Ch'eng-tzu says:"Superiors, in harmony with the duty of inferiors, issue their commands; inferiors, in harmony with the wishes of their superiors, follow them. Above and below there are that harmony and deference; and this is the significance of the redoubled Wind trigram. When governmental commands and business are in accordance with what is right, they agree with the tendencies of the minds of the people who follow them."

Anthony: Getting this hexagram often refers to the presence of inferior elements that obstruct our having a good influence ... Because this hexagram is concerned with self-correction, we often get it together with Work on What has been Spoiled. [Hex. 18: Repair.]

 

NOTES AND PARAPHRASES

Judgment: Get to the heart of the matter and act on the information obtained.

The Superior Man acts on his understanding by implementing it in the world.

The hexagram ofPenetration, made up of two trigrams symbolizing Wind (which is air in motion), suggests the activity of thought (the realm of air) trying to comprehend or "penetrate" something. Thus, each line of the figure may be seen as some aspect of an act of mental endeavor.

Therefore the student must exert his own mind to the utmost. If he does so, he will know his own nature. And if he knows his own nature, examines his own self and makes it sincere, he becomes a sage. Therefore the "Great Norm" says, "The virtue of thinking is penetration and profundity ... Penetration and profundity lead to sageness.”
-- Ch'eng I

The first line depicts vacillation and indecisiveness; the second shows one trying to "get to the bottom" of a matter. Line three is an image of futile hypothesizing; four and five show two aspects of successful comprehension, and the sixth line symbolizes an inability to understand.

Man's intellect -- the greatest but most dangerous gift he has received from God -- builds a bridge across the seemingly unconquerable chasm between that which is personal and mortal and that which is impersonal and eternal. Through man's intellect he succumbed to the temptation to fall out of divine unity with his consciousness. But by the same token, his intellect gives him the possibility of bringing back his consciousness into full union with divinity.
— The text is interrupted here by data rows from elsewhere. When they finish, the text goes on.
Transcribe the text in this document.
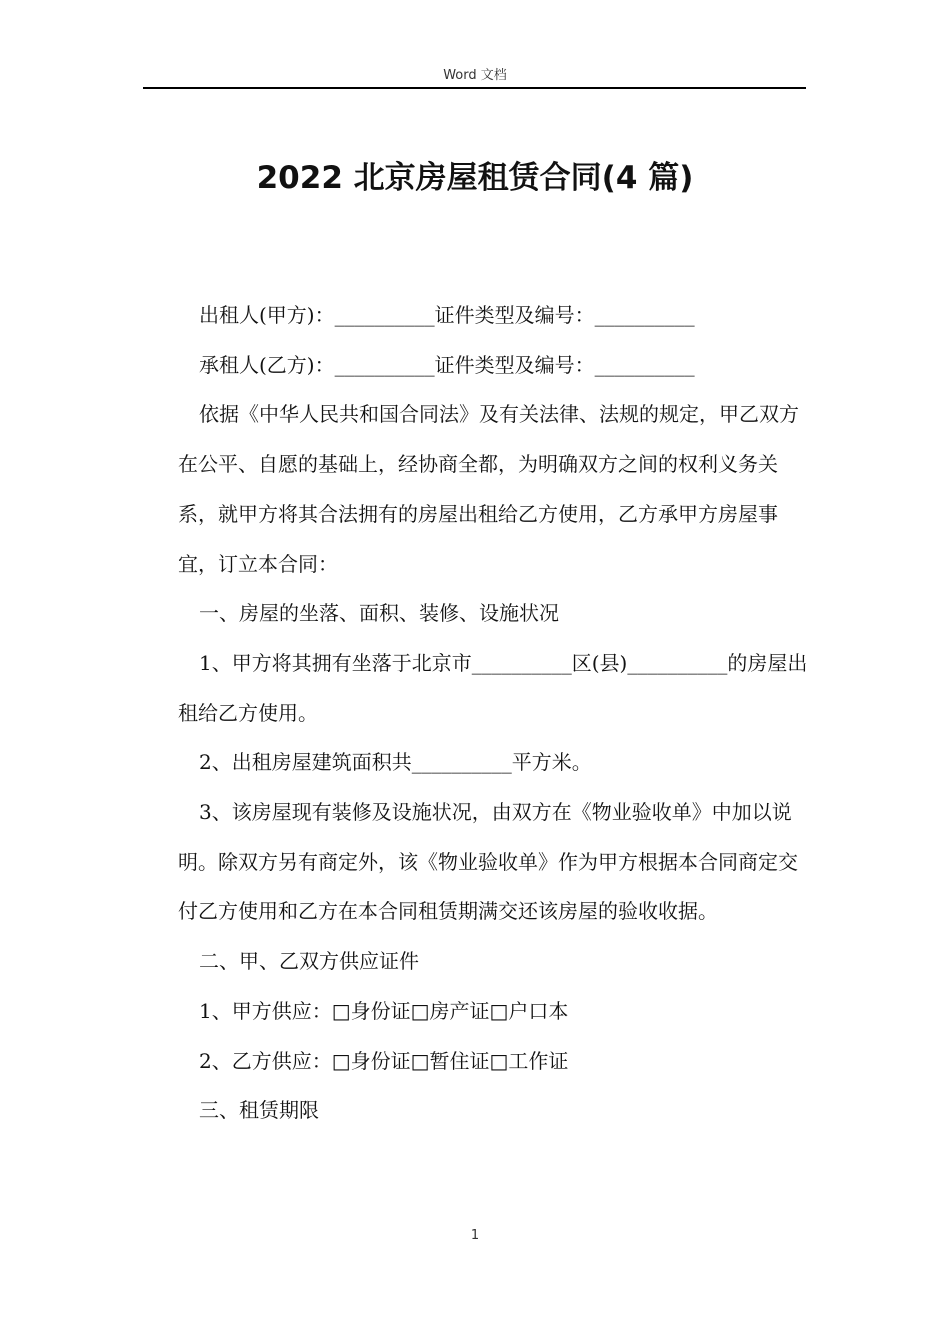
Word 文档
2022 北京房屋租赁合同(4 篇)

出租人(甲方)：__________证件类型及编号：__________

承租人(乙方)：__________证件类型及编号：__________

依据《中华人民共和国合同法》及有关法律、法规的规定，甲乙双方在公平、自愿的基础上，经协商全都，为明确双方之间的权利义务关系，就甲方将其合法拥有的房屋出租给乙方使用，乙方承甲方房屋事宜，订立本合同：

一、房屋的坐落、面积、装修、设施状况

1、甲方将其拥有坐落于北京市__________区(县)__________的房屋出租给乙方使用。

2、出租房屋建筑面积共__________平方米。

3、该房屋现有装修及设施状况，由双方在《物业验收单》中加以说明。除双方另有商定外，该《物业验收单》作为甲方根据本合同商定交付乙方使用和乙方在本合同租赁期满交还该房屋的验收收据。

二、甲、乙双方供应证件

1、甲方供应：□身份证□房产证□户口本

2、乙方供应：□身份证□暂住证□工作证

三、租赁期限

1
By means of his intellect, man is able to understand truth, and when he has understood, he will seek and keep on seeking and trying until he some day succeeds in finding the only path to the realization of his self.
Elisabeth Haich -- Initiation

The hexagram can also symbolize humble submission and devoted service, thus suggesting the role of the ego in the Work. To truly comprehend the nature of the Work is to serve it with devotion. There are some interesting associations between the act of penetration and that of submission – when dynamic and magnetic are in full harmony they lose their individual identities and become one force which is both and neither.